Brillantini, unicorni, bandiere di mille colori e code di sirene. Al pride si può tutto. Dopo 14 anni, la marea queer è tornata a Venezia, con il Laguna pride, il primo dell’era Meloni. Oltre un migliaio di persone hanno risposto alla chiamata delle associazioni Queer We Go, Pandora, Fondamenta Queer e dei collettivi studenteschi per ribadire il diritto di essere liberi di amare chi si vuole. Il pride è questo, in fondo, una rivendicazione. Ma anche una festa, dei diritti conquistati e da conquistare, delle famiglie possibili e di quelle che rivendicano il loro diritto di esistere, come testimoniano le mamme dell’associazione Famiglie Arcobaleno. «Siamo qui per far vedere che meritiamo più rispetto da parte del legislatore, i nostri bambini non meritano di essere cancellati come se fossero solo dei numeri» commenta la referente Iryna Shaparava, a una settimana dall’impugnazione da parte della Procura di Padova di 33 atti di nascita dal 2017 ad oggi. Tra i manifestanti anche dei genitori di ragazzi e ragazze gay e trans. «Sono qui per mio figlio, il mondo degli adulti deve sostenere i giovani» spiega Michela Varriale, da Treviso. Tra le mani un cartello coloratissimo con la scritta «Se la tua famiglia non ti accoglie e non ti sostiene, da oggi posso essere io la tua mamma».

Bandiere arcobaleno anche tra le mani degli assistenti sociali del Veneto. «Siamo qui perché il nostro ruolo è anche politico e consiste nel promuovere politiche sociali inclusive, che superino le discriminazioni di tutti i generi. La nostra missione è stare insieme per i diritti» spiega Marco Liberti, segretario dell’Ordine.

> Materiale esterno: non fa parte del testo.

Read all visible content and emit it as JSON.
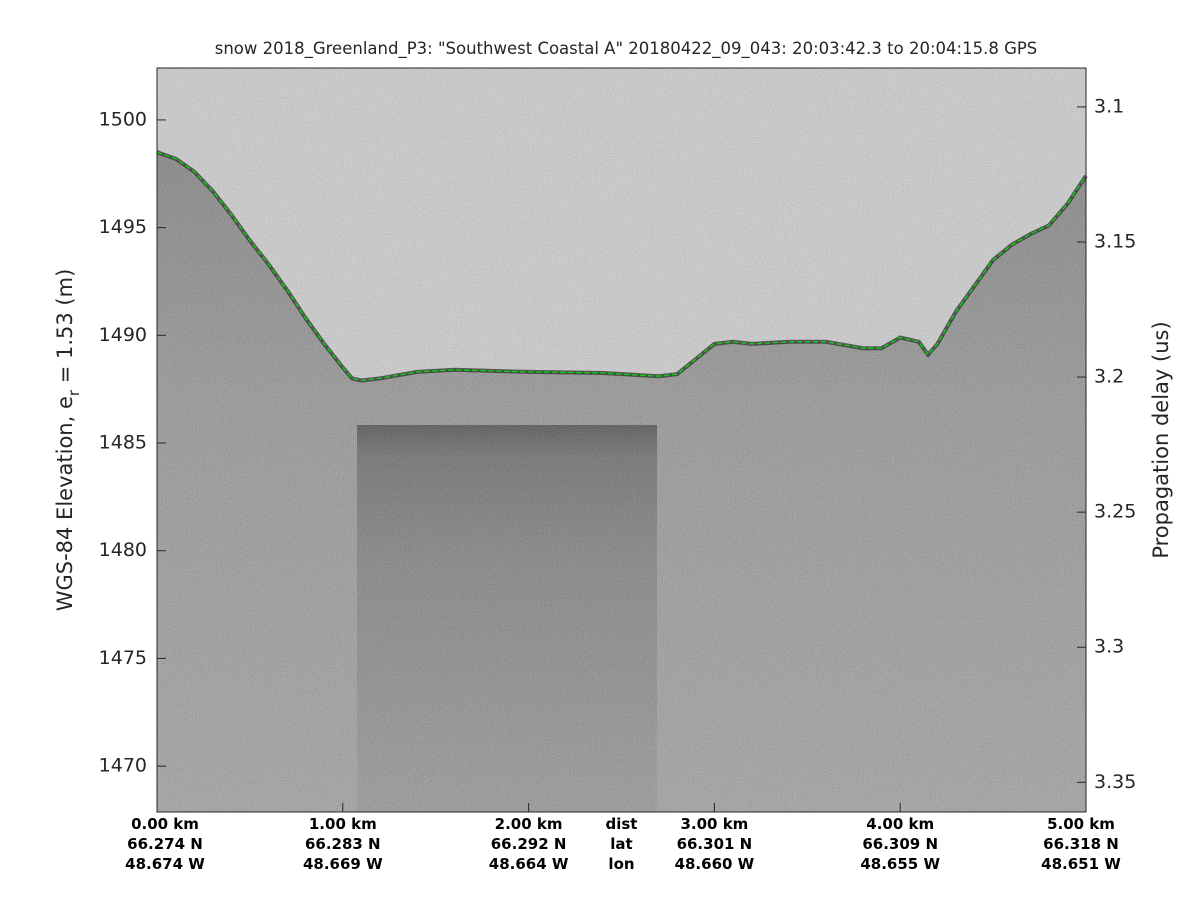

Il pride è marea. Una marea colorata, rumorosa, allegra, che ritorna ad impossessarsi degli spazi pubblici, preclusi alle persone con disabilità, che ogni giorno devono scontrarsi con le barriere architettoniche. Preclusi alle donne, per cui restano un luogo in cui il dominio maschile si esprime in modo crudo, con le aggressioni e gli stupri. «Troppo spesso quando attraversiamo questo campo con i nostri corpi non conformi, veniamo calpestate e derise. Ma provateci ora, che siamo in tantissime, a darci delle troie» dice Giosué di Queer We Go, in campo Santa Margherita, luogo della movida veneziana, spesso al centro di casi di cronaca per molestie. «Le città sicure non le fa la polizia, ma noi» hanno ribadito i manifestanti, sottolineando la necessità di superare l’individualismo in favore di una sorellanza che sia la reale chiave di volta per un cambiamento nella società. Il pride prima ancora di essere festa è un atto politico, un esperimento di rivoluzione. «Ci opponiamo a questo governo omolesbobitransfobico, formato da ministri per cui essere gay equivale ad essere milanisti. E ricordiamo che in Italia il 10% dei ragazzi queer è sottoposto a terapie di conversione» hanno ribadito, mentre dal corteo si alzavano verso il cielo i cartelli con la scritta «non siamo delle patologie».

Il pride è anche sicurezza, un posto sicuro in cui tutti possono sentirsi accolti, accettati, liberi di essere loro stessi. «Sono qui per manifestare la mia individualità, il mio essere donna nera e bisessuale. Io, al pride mi sento sicura, libera, a casa» spiega Leidy, da Mestre, mentre sventola un nastro con la bandiera arcobaleno. Attorno a lei, persone di ogni età. Bambini nei passeggini, anziani che tengono alto un cartellone: «le streghe sono tornate». Il corteo è intergenerazionale, intersezionale, un’unica grande marea che reclama diritti e rispetto.
«Il primo pride fu rivolta» recita un cartello. E non solo il primo, verrebbe da dire.